Reflection on Scripture
Bishop Oscar Romero of El Salvador was overwhelmed by the evil in his country. In prayer, he wondered out into the dessert and pray for guidance. What he received was a solution but not a solution of mortal man but divine guidance. In his frustration, he had no answers to the problems, and he finally turned to God and said, “I can’t You can”.
Today’s responsorial is taken from the sermon on the mount and the Beatitudes. “Blessed are the poor in spirit”. In other words, let go and let God. The greatest obstacle on our journey to salvation, is within each of us and it is called pride.
Pride takes many forms. But when we rely on ourselves and stop relying on God, we take a path to destruction instead of a path to salvation. How often have we been faced with situations that overwhelm us and cause anxiety? In those moments where do we turn? If we turn outward, and seek human solutions to our problems, there is a good chance that we are turning away from God. If we turn outward long enough, we may even begin to believe that we are god and no longer need to rely on divine wisdom and knowledge.
Today, is the day to examine our intentions and review what we rely upon to solve our dilemmas.

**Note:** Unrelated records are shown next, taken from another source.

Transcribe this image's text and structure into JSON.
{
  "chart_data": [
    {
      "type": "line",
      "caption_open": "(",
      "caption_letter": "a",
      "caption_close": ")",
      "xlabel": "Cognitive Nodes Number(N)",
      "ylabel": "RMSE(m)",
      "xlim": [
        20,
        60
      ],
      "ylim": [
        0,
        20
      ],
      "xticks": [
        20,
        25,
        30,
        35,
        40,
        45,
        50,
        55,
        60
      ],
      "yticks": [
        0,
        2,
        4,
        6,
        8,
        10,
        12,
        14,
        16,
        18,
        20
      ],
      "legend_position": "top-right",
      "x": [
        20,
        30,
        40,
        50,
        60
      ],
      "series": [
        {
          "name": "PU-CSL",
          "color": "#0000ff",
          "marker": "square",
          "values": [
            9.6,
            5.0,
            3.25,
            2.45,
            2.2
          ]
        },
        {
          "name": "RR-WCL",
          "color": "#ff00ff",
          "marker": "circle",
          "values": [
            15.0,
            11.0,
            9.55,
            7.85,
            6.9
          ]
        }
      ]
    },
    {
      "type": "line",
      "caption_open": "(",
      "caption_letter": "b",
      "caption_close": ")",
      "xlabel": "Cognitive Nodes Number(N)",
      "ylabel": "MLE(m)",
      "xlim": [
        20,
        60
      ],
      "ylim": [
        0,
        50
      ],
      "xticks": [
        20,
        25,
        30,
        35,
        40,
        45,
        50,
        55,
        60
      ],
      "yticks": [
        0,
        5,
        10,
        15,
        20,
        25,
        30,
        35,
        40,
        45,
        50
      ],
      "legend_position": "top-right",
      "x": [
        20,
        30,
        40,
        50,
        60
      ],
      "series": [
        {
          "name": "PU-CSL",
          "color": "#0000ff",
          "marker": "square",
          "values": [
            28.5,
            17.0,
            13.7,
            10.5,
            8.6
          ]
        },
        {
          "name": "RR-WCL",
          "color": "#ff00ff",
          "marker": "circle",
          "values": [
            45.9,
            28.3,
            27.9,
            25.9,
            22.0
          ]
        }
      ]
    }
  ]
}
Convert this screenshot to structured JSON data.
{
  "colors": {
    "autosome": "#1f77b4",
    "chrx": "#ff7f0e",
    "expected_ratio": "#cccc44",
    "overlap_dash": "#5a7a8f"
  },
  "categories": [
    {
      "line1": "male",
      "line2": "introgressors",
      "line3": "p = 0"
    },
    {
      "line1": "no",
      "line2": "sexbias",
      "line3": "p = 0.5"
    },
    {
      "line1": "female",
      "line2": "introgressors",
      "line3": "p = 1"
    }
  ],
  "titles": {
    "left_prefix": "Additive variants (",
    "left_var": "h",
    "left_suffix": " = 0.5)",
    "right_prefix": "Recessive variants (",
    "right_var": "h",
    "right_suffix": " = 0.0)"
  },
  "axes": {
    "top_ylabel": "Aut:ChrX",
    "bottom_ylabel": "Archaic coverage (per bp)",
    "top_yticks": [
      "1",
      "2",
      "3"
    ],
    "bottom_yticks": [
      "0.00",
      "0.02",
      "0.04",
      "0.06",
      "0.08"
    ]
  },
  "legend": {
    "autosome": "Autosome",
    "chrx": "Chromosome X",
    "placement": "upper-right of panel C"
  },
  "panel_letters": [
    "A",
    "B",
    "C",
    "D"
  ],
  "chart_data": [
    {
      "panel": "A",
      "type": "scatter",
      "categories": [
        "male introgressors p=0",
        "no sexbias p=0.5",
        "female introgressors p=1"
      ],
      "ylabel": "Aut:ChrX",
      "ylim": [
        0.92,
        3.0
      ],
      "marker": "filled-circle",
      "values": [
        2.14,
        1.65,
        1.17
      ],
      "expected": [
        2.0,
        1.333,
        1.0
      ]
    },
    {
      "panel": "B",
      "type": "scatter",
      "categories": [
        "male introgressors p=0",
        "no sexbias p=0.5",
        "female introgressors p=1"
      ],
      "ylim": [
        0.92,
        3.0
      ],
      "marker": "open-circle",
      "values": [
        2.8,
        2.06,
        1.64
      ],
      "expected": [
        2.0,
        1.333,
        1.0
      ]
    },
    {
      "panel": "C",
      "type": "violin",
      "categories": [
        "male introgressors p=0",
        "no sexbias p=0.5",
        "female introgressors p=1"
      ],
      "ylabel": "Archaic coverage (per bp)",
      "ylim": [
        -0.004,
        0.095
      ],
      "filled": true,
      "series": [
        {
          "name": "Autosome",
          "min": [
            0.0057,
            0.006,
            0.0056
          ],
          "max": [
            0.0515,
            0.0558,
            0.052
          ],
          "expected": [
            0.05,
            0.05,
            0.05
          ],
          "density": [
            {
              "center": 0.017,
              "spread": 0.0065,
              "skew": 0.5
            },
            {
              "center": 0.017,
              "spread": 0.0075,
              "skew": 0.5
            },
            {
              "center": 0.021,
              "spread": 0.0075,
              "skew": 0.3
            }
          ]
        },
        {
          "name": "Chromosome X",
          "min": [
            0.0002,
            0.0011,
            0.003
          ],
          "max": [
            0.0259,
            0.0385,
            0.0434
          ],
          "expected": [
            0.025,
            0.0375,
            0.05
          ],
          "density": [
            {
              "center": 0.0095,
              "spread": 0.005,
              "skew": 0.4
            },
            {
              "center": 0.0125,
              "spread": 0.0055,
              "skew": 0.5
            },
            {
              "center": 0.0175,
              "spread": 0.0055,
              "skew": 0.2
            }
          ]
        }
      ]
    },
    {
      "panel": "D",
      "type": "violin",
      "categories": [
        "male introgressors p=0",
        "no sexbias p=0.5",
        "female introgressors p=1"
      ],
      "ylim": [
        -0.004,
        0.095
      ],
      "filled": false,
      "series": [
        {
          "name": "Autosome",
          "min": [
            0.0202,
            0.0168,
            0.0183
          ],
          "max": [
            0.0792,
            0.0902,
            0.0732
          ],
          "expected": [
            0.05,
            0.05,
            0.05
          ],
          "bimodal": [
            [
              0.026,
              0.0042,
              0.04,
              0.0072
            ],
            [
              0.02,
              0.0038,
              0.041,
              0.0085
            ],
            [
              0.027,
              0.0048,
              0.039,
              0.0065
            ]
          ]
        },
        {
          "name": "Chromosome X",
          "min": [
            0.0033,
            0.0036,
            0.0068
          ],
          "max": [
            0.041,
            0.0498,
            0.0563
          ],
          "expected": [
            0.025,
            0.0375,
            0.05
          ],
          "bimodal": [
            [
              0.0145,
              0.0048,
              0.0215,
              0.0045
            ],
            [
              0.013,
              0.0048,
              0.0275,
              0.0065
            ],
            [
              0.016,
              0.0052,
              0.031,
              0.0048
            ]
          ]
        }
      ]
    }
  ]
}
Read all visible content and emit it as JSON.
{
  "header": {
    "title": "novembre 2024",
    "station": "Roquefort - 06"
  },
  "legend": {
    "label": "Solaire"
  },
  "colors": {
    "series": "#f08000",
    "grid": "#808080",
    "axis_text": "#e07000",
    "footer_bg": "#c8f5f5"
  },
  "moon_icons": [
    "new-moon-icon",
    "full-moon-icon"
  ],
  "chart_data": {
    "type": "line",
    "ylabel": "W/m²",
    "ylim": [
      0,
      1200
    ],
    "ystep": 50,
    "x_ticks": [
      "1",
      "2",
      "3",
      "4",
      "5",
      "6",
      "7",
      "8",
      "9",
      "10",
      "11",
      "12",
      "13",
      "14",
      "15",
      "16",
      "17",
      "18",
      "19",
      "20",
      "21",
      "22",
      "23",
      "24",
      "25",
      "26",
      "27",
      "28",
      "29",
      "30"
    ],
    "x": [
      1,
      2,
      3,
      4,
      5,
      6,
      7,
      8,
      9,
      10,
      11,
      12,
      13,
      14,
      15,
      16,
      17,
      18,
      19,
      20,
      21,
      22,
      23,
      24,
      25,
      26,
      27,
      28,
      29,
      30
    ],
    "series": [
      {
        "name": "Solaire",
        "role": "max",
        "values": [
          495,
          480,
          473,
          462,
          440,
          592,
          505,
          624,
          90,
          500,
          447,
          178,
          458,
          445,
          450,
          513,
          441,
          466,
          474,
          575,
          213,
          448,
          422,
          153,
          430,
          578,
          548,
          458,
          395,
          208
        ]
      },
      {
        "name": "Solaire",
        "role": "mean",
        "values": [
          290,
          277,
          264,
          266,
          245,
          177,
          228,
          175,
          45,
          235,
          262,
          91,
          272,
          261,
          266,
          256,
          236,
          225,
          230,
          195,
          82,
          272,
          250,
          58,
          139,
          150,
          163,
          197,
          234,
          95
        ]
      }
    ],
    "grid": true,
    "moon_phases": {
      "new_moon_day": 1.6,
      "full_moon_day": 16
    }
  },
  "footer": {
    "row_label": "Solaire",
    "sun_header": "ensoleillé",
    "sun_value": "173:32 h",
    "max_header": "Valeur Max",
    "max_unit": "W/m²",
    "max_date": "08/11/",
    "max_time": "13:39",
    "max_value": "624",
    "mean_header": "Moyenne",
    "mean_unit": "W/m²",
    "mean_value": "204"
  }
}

Being poor in spirit means that we are not allowing our human nature to guide us, but we surrender to the will of the Father.
Jesus reminds us in today’s Gospel, that to covet material things and to feel secure in our possessions, is destructive to the human spirit. Security in the material world is placing faith in something mortal. We are called to place our trust in God and transcend our human tendencies to rely upon our human qualities. St. Teresa of Avila tells us that everything is in a state of change and nothing remains the same except for God who is the same yesterday, today, and tomorrow. All our possessions will wither and die but our human soul is eternal. Today, we have a choice to prepare for the eternal or allow ourselves to be stuck in the finite. Today let go and let God.